Iain R Thompson, Annisa N Chand, Kim C Jonas, Jacky M Burrin, Mark E Steinhelper, Caroline P Wheeler-Jones, Craig A McArdle and Robert C Fowkes
In the pituitary, C-type natriuretic peptide (CNP) has been implicated as a gonadotroph-specific factor, yet expression of the CNP gene (Nppc) and CNP activity in gonadotrophs is poorly defined. Here, we examine the molecular expression and putative function of a local gonadotroph natriuretic peptide system. Nppc, along with all three natriuretic peptide receptors (Npr1, Npr2 and Npr3), was expressed in both αT3-1 and LβT2 cells and primary mouse pituitary tissue, yet the genes for atrial-(ANP) and B-type natriuretic peptides (Nppa and Nppb) were much less abundant. Putative processing enzymes of CNP were also expressed in αT3-1 cells and primary mouse pituitaries. Transcriptional analyses revealed that the proximal 50 bp of the murine Nppc promoter were sufficient for GNRH responsiveness, in an apparent protein kinase C and calcium-dependent manner. Electrophoretic mobility shift assays showed Sp1/Sp3 proteins form major complexes within this region of the Nppc promoter. CNP protein was detectable in rat anterior pituitaries, and electron microscopy detected CNP immunoreactivity in secretory granules of gonadotroph cells. Pharmacological analyses of natriuretic peptide receptor activity clearly showed ANP and CNP are potent activators of cGMP production.

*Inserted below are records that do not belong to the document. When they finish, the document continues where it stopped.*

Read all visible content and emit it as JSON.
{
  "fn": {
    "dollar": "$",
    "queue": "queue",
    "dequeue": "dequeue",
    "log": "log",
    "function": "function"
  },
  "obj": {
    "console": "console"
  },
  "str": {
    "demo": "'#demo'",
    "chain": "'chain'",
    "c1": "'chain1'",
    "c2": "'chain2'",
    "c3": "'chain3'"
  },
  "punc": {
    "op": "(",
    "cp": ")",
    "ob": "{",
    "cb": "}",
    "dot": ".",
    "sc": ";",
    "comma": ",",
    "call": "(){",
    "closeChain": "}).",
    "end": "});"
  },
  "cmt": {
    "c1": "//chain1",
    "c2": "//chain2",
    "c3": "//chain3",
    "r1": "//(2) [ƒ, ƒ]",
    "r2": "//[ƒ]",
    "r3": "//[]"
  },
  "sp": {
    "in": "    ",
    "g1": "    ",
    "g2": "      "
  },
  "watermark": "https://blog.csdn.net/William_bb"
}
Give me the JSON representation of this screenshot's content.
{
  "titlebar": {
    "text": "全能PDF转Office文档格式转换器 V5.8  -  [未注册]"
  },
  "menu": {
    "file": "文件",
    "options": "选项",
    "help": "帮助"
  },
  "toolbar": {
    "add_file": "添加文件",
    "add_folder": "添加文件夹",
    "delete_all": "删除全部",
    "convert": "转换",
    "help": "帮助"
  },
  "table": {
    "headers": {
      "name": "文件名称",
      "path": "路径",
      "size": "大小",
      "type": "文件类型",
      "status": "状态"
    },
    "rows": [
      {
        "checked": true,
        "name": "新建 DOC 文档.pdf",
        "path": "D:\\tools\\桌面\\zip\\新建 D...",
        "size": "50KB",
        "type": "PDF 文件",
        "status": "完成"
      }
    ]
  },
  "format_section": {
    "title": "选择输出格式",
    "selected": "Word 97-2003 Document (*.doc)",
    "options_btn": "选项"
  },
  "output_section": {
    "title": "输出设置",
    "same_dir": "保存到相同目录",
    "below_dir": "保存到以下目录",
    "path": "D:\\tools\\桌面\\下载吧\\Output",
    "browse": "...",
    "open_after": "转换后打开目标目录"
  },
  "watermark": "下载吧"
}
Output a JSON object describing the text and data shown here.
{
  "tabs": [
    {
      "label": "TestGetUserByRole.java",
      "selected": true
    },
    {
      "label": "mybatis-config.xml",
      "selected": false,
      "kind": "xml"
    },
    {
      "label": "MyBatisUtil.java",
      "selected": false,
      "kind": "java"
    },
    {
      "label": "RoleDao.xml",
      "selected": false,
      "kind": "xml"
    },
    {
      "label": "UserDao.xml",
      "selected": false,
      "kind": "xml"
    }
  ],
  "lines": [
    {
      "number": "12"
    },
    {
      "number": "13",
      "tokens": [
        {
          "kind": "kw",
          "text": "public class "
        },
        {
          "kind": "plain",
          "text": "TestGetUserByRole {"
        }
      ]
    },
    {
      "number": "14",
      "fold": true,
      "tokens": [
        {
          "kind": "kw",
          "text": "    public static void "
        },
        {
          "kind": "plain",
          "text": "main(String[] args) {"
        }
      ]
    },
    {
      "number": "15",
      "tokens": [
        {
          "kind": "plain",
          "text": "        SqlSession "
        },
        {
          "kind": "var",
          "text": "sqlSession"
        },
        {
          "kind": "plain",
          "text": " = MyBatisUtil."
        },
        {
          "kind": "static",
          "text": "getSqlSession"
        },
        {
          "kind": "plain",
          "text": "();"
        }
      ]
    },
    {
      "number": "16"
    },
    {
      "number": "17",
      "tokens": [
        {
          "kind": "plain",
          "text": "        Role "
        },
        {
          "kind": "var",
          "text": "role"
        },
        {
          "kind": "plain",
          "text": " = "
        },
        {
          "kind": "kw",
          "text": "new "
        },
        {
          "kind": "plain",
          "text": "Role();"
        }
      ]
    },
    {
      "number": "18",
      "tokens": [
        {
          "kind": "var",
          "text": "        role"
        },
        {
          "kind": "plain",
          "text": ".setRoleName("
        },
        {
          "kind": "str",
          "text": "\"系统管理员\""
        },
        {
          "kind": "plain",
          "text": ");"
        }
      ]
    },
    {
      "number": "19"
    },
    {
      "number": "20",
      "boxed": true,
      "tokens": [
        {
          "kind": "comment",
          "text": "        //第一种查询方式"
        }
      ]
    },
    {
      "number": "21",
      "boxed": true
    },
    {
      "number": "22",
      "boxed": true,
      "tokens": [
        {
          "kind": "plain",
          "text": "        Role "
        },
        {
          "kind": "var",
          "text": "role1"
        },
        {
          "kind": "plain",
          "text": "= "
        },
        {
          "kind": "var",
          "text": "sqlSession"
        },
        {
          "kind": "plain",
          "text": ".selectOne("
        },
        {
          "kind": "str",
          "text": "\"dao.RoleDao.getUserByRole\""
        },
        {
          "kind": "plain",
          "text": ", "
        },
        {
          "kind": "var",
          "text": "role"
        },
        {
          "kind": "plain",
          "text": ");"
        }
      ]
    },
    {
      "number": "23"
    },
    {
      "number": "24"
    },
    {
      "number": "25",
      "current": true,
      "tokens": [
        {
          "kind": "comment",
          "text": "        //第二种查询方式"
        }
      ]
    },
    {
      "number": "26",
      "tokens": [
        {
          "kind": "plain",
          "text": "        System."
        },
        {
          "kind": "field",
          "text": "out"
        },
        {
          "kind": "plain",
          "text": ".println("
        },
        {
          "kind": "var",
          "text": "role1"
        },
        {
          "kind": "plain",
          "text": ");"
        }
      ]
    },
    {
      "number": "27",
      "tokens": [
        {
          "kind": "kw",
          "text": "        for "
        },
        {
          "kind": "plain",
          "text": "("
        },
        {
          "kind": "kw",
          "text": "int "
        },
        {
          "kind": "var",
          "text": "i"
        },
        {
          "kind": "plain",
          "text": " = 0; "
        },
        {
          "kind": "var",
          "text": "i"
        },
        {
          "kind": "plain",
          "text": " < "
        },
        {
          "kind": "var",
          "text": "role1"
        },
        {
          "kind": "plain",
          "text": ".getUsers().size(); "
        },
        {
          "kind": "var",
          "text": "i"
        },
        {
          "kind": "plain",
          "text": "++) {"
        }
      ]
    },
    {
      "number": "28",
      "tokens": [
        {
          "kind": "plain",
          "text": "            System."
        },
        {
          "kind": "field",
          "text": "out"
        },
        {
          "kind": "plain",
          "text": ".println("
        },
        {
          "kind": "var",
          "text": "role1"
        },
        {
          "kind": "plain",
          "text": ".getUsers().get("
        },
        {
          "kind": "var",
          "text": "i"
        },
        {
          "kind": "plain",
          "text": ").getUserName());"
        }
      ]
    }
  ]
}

However, functional studies failed to reveal a role for CNP in regulating cell proliferation or LH secretion. Surprisingly, CNP potently stimulated the human glycoprotein hormone α-subunit promoter in LβT2 cells but not in αT3-1 cells. Collectively, these findings support a role for CNP as the major natriuretic peptide of the anterior pituitary, and for gonadotroph cells as the major source of CNP expression and site of action.